Musk is now using his dominant presence on the social network, which he has renamed X, to convince people that the 2024 presidential election is rigged. His efforts dovetail with the lies of Donald Trump, who recently claimed that Democrats are “allowing” undocumented immigrants to enter the country and “signing them up to vote.”

Musk promoted a post from @EndWokeness, a popular account that promotes bigoted conspiracy theories, that claimed to have uncovered “data” showing that hundreds of thousands of “illegals” have registered to vote since the start of 2024. Musk shared @EndWokeness’ post with his 170 million followers and called it “extremely concerning.”

…To begin, “illegals” cannot get a Social Security number. Most people who have Social Security numbers are citizens. In some instances, non-citizens can receive a Social Security number — usually in connection with a work authorization — but only if they are legally present in the United States. The idea that using a Social Security number to register to vote is evidence of undocumented status makes no sense.

It’s a crying shame what that dolt has done to Twitter. The For You side of my feed is absolute garbage, especially at night, when it’s all manosphere incels, rad-trad lunatics, clips of people falling into meat grinders and other nonsense. And as decent users trickle away, the Following side isn’t much better. But here we are, enjoying our free speech.
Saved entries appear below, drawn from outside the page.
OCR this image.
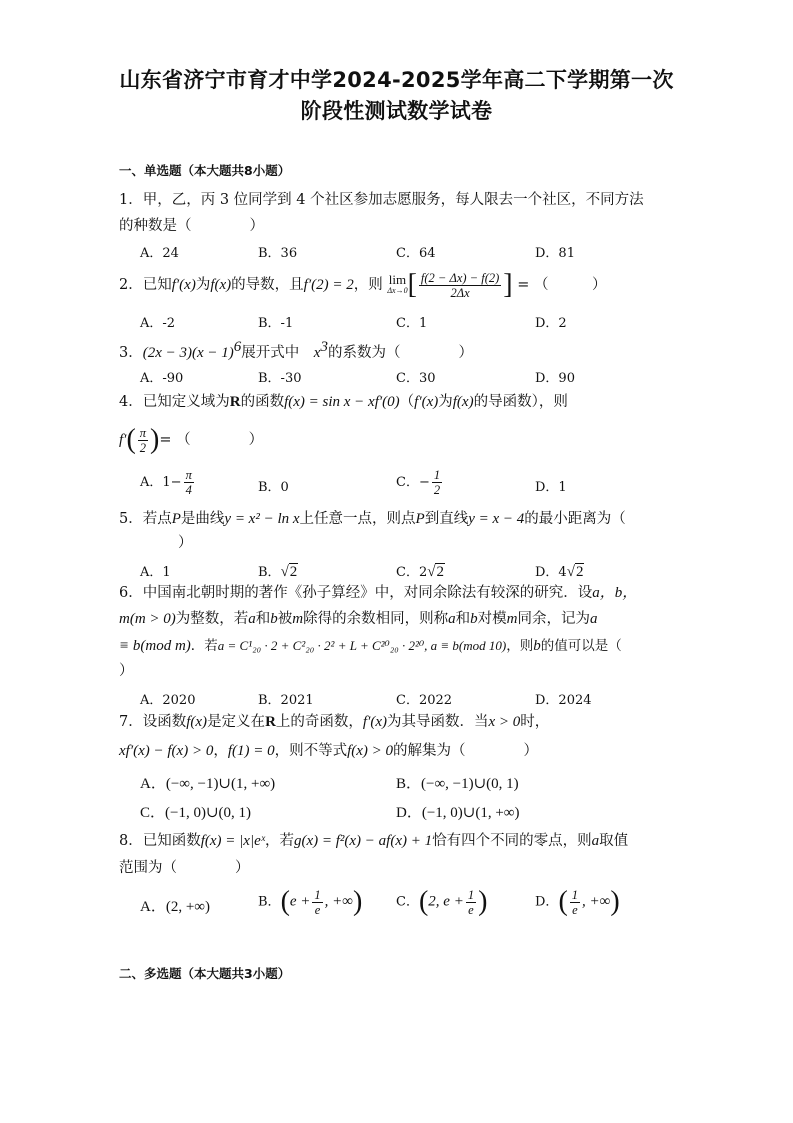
山东省济宁市育才中学2024-2025学年高二下学期第一次
阶段性测试数学试卷
一、单选题（本大题共8小题）
1．甲，乙，丙 3 位同学到 4 个社区参加志愿服务，每人限去一个社区，不同方法
的种数是（　　　　）
A．24	B．36	C．64	D．81
2．已知f′(x)为f(x)的导数，且f′(2) = 2，则 lim
Δx→0 [ $\frac{f(2 - \Delta x) - f(2)}{2\Delta x}$ ] = （　　　）
A．-2	B．-1	C．1	D．2
3．$(2x - 3)(x - 1)^6$展开式中　$x^3$的系数为（　　　　）
A．-90	B．-30	C．30	D．90
4．已知定义域为R的函数f(x) = sin x − xf′(0)（f′(x)为f(x)的导函数），则
$f'( \frac{\pi}{2}$ )= （　　　　）
A．$1- \frac{\pi}{4}$	B．0	C．− $\frac{1}{2}$	D．1
5．若点P是曲线y = x² − ln x上任意一点，则点P到直线y = x − 4的最小距离为（
）
A．1	B．√2	C．2√2	D．4√2
6．中国南北朝时期的著作《孙子算经》中，对同余除法有较深的研究．设a，b，
m(m > 0)为整数，若a和b被m除得的余数相同，则称a和b对模m同余，记为a
≡ b(mod m)．若a = C¹₂₀ · 2 + C²₂₀ · 2² + L + C²⁰₂₀ · 2²⁰, a ≡ b(mod 10)，则b的值可以是（
）
A．2020	B．2021	C．2022	D．2024
7．设函数f(x)是定义在R上的奇函数，f′(x)为其导函数．当x > 0时，
xf′(x) − f(x) > 0，f(1) = 0，则不等式f(x) > 0的解集为（　　　　）
A．(−∞, −1)∪(1, +∞)	B．(−∞, −1)∪(0, 1)
C．(−1, 0)∪(0, 1)	D．(−1, 0)∪(1, +∞)
8．已知函数f(x) = |x|eˣ，若g(x) = f²(x) − af(x) + 1恰有四个不同的零点，则a取值
范围为（　　　　）
A．(2, +∞)	B．($e + \frac{1}{e}$ , +∞)	C．(2, $e + \frac{1}{e}$ )	D．( $\frac{1}{e}$ , +∞)
二、多选题（本大题共3小题）
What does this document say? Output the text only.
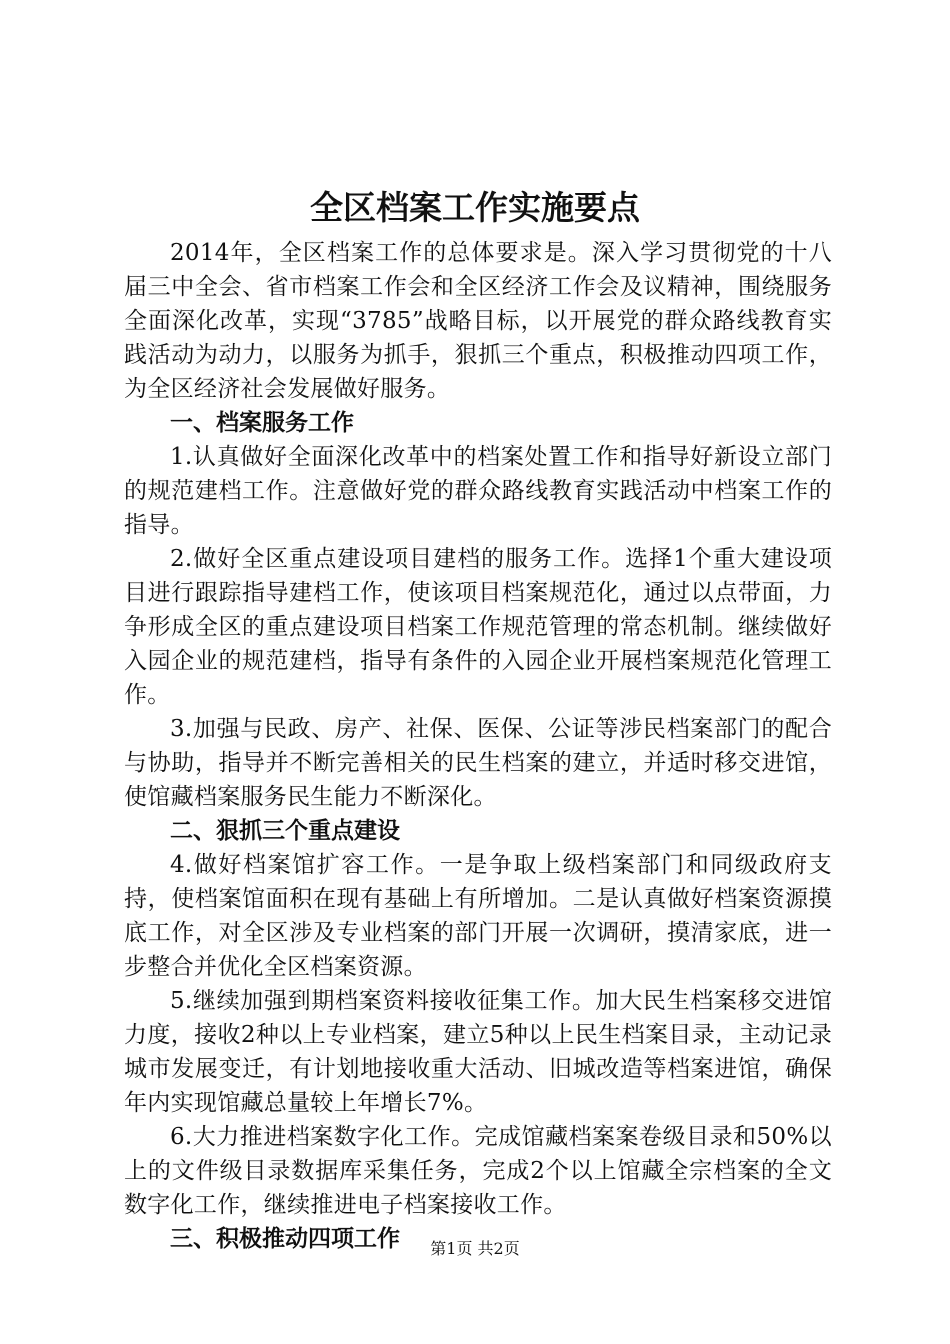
全区档案工作实施要点

2014年，全区档案工作的总体要求是。深入学习贯彻党的十八届三中全会、省市档案工作会和全区经济工作会及议精神，围绕服务全面深化改革，实现“3785”战略目标，以开展党的群众路线教育实践活动为动力，以服务为抓手，狠抓三个重点，积极推动四项工作，为全区经济社会发展做好服务。

一、档案服务工作

1.认真做好全面深化改革中的档案处置工作和指导好新设立部门的规范建档工作。注意做好党的群众路线教育实践活动中档案工作的指导。

2.做好全区重点建设项目建档的服务工作。选择1个重大建设项目进行跟踪指导建档工作，使该项目档案规范化，通过以点带面，力争形成全区的重点建设项目档案工作规范管理的常态机制。继续做好入园企业的规范建档，指导有条件的入园企业开展档案规范化管理工作。

3.加强与民政、房产、社保、医保、公证等涉民档案部门的配合与协助，指导并不断完善相关的民生档案的建立，并适时移交进馆，使馆藏档案服务民生能力不断深化。

二、狠抓三个重点建设

4.做好档案馆扩容工作。一是争取上级档案部门和同级政府支持，使档案馆面积在现有基础上有所增加。二是认真做好档案资源摸底工作，对全区涉及专业档案的部门开展一次调研，摸清家底，进一步整合并优化全区档案资源。

5.继续加强到期档案资料接收征集工作。加大民生档案移交进馆力度，接收2种以上专业档案，建立5种以上民生档案目录，主动记录城市发展变迁，有计划地接收重大活动、旧城改造等档案进馆，确保年内实现馆藏总量较上年增长7%。

6.大力推进档案数字化工作。完成馆藏档案案卷级目录和50%以上的文件级目录数据库采集任务，完成2个以上馆藏全宗档案的全文数字化工作，继续推进电子档案接收工作。

三、积极推动四项工作	第1页 共2页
Speaking of Twitter, Trump was in Grand Rapids the other day. One of the ceremonies of the day was the bestowal of the endorsement of the Police Officers Association of Michigan. Cop unions are the worst, keeping bad ones on the job and generally sheltering their membership from negative consequences, no matter how self-inflicted. Of course they were happy to stand behind their hero, who has pledged to pardon J6ers who beat the shit out of cops between taking dumps in the halls of Congress:

Several of these guys are self-described “constitutional sheriffs,” and I doubt you’ll be surprised to learn that.

Comic relief! Gary Shteyngart — a niche writer enthusiasm, I’ll grant — was among the passengers on the inaugural cruise of the Icon of the Seas, and while some of the shots are cheap, they are well-deserved.

And that’s about all I have for Thursday. Enjoy your weekend, all.